[ExI] 23andme again

spike spike at rainier66.com
Fri Jun 28 18:03:06 UTC 2013


 

>>. 23andMe empowers people and governments.  This can be either a good 

> thing or a bad thing, or both.  I am fascinated and appalled at the 

> same time, which is an odd emotion indeed... spike

 

>...Thank you for sharing your buyer's remorse.

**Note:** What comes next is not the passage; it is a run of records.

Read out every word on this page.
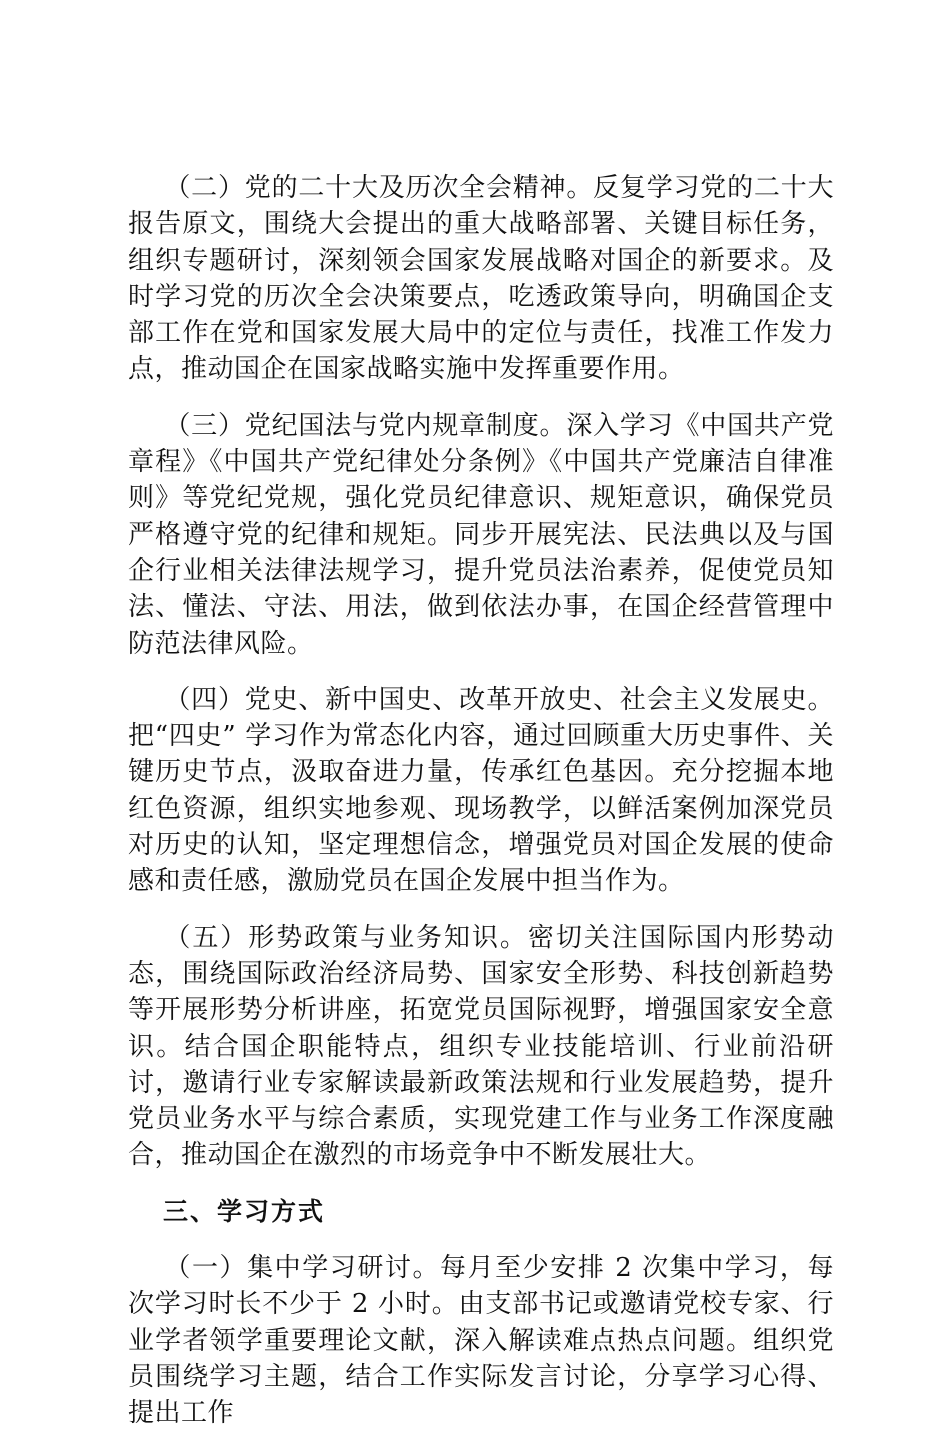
（二）党的二十大及历次全会精神。反复学习党的二十大报告原文，围绕大会提出的重大战略部署、关键目标任务，组织专题研讨，深刻领会国家发展战略对国企的新要求。及时学习党的历次全会决策要点，吃透政策导向，明确国企支部工作在党和国家发展大局中的定位与责任，找准工作发力点，推动国企在国家战略实施中发挥重要作用。

（三）党纪国法与党内规章制度。深入学习《中国共产党章程》《中国共产党纪律处分条例》《中国共产党廉洁自律准则》等党纪党规，强化党员纪律意识、规矩意识，确保党员严格遵守党的纪律和规矩。同步开展宪法、民法典以及与国企行业相关法律法规学习，提升党员法治素养，促使党员知法、懂法、守法、用法，做到依法办事，在国企经营管理中防范法律风险。

（四）党史、新中国史、改革开放史、社会主义发展史。把“四史” 学习作为常态化内容，通过回顾重大历史事件、关键历史节点，汲取奋进力量，传承红色基因。充分挖掘本地红色资源，组织实地参观、现场教学，以鲜活案例加深党员对历史的认知，坚定理想信念，增强党员对国企发展的使命感和责任感，激励党员在国企发展中担当作为。

（五）形势政策与业务知识。密切关注国际国内形势动态，围绕国际政治经济局势、国家安全形势、科技创新趋势等开展形势分析讲座，拓宽党员国际视野，增强国家安全意识。结合国企职能特点，组织专业技能培训、行业前沿研讨，邀请行业专家解读最新政策法规和行业发展趋势，提升党员业务水平与综合素质，实现党建工作与业务工作深度融合，推动国企在激烈的市场竞争中不断发展壮大。

三、学习方式

（一）集中学习研讨。每月至少安排 2 次集中学习，每次学习时长不少于 2 小时。由支部书记或邀请党校专家、行业学者领学重要理论文献，深入解读难点热点问题。组织党员围绕学习主题，结合工作实际发言讨论，分享学习心得、提出工作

Mike
_______________________________________________

 

 

Please, a little humor from a headline typo:

 


	
		
 

 

 

 

 

 

 

 

 


OK so even the news majors are talking about found fathers frowning next
week.  {8^D  Apologies, I just *found* it humorous considering the timing
and context.  {8-]  

 

23andMe empowers anyone with a hundred bucks to determine patrimony, so now
we have a number of fathers found by long-forgotten offspring.  Many of
these found fathers may be frowning.  But it also empowers a number of
fathers who may be paying child support and who likely get occasional
custody to collect a DNA sample to verify if his was indeed the lucky sperm
at the frat party.  Perhaps he was identified by the young mother, only
because a quick Spokeo search showed he was the frat brother from the most
wealthy family, or identified as the one most likely to keep up the payments
on the offspring.  The rich guy can collect some baby drool, look around for
his frat brothers' cousins on 23andMe, figure out who is the real father.
This is new: the number of participants on 23andMe has reached critical mass
just in the past couple years to enable this kind of thing.

 

We have empowered insurance companies to watch those who have made their DNA
profiles public, along with their identity.  A surprising number of 23ers
have opted to do that.  Insurance companies, or anyone for that matter, can
watch the obits, correlate back and determine which genetic profiles are
associated with which diseases and how much they cost to treat, which
genetic profiles are associated with long or short life, etc.  So we have
suddenly enabled DNA-based health insurance.  If the government moves to
make DNA-based insurance illegal, the profit for doing stealth DNA-based
insurance goes stratospheric.

 

There is on 23andMe a forum dedicated to longevity.  I have not hung out
there, but it sounds interesting.  I don't know if one must be a 23
participant to get in there; I think you do.  You can bet the life insurance
companies are watching that carefully, for there is a bunch of info which
isn't available by other means.  For instance, a 23er could post something
like: "I am 78, my father lived to by 92, my mother is still alive and
relatively well at 96."  Life insurance companies would then stealthily
offer her insurance cheaper than anyone anywhere after they verified what
she posted.  Those same insurance companies could offer long-lived people
discount insurance in exchange for the keys to the DNA markers.

 

My point: we are entering a new era, when health and life insurance prices
will be determined by your DNA and two lifestyle indicators: smoking and
BMI.  There is no way to stop that by legal means, for any attempt to do so
creates an industry: end runs around any law forbidding DNA-based insurance
pricing.  There is no way to stop insurance companies from offering
discounts based on DNA but identified as something else, such as special
discounts for those who drive a Prius, were born on a full moon in September
(good luck is known to come to those people) and who studied at Fremont high
school.  The discounts could be tailored to fit exactly one person or
family, as needed, and never mention DNA as a criterion.  Laws can be made
to stop insurance companies from *requiring* DNA samples, but no conceivable
law could prevent the companies from offering stealth discounts to those who
do supply DNA.  

 

23andMe empowers insurance companies to find the cherry trees and start
picking.  Just as in 1970, once the risk-cherries are picked, the remaining
risk pool gets riskier and more expensive to insure.